Late last night on into today, I battled a migraine. I battled a migraine without my meds. At least I did until this afternoon. I battled without them because, having gained such good control of my migraines, I was not paying attention to the expiration date on the meds. And I have opted not to pick up the two prescriptions for a while.
At my last GP appointment, I did have refills sent over, but I chose not to pick them up this month. I have been so very excited at just how miserly I've been this month and even last. I have needed $509 to make up the missed estimate of my state taxes, and, before today's trip to the pharmacy, I had just over $300 of that.
For a while, I just didn't realize that I was getting a migraine. Then, I admit, I tried to will it away. After that, after full misery had set in, I gave myself a stern lecture and went to get my meds and turn off all light and sound. When I realized that the expiration date had come and long gone on my meds, I started kicking myself.
All I could do was huddle in misery with icepacks all over my head. I was, frankly, too afraid to call Target to get the refills, certain that the meds would need to be ordered. Kaitlyn, the wonder pharmacist, had actually already ordered one month's worth for me.
I called around, futilely, to find someone pick up my prescriptions or drive me. Then I started calling to find someone to be on the phone with me. Mary showed mercy that way and vicariously rode to and fro with me. I vomited in the parking lot and fainted in the store, but I got home safely.
Most thankfully, the meds worked on the first dose, instead of the second.
I love Toradol and Summatriptan.
I love pain relief.
I had forgotten just how rotten I am dealing with the migraine pain.
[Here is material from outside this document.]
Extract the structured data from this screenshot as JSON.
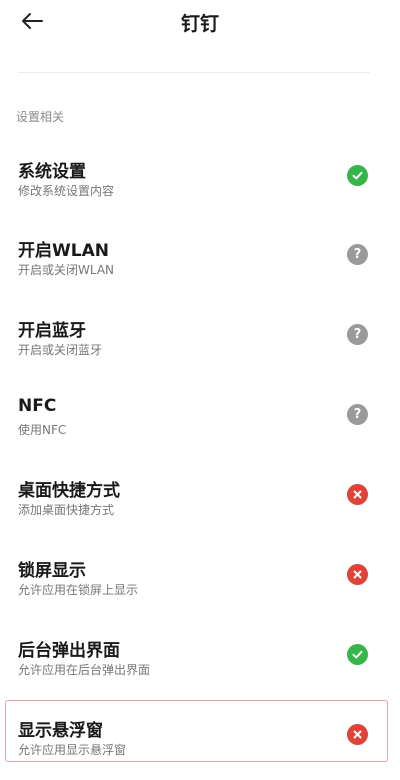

How very infantile I am in my thoughts and emotions, just wanting the pain to go away. More so than when innards writhing. Much, much, much more so.
Tonight, I am in the still-shocked-and-physically-fragile after state, where the migraine is over and the fear of a bounce back lingers. But I took a second shower and have heat on my neck and shoulders. I finally ate something. And I am sitting on the couch with Amos. Resting.
Poor little guy.
Just a while ago, he was whimpering and climbing all over the couch. I couldn't figure out what he wanted. Finally, he managed to climb beneath the blankets and curled up in my lap. Amos needed to make up for all the alone time he's had not being able to be draped atop me for almost 24 hours.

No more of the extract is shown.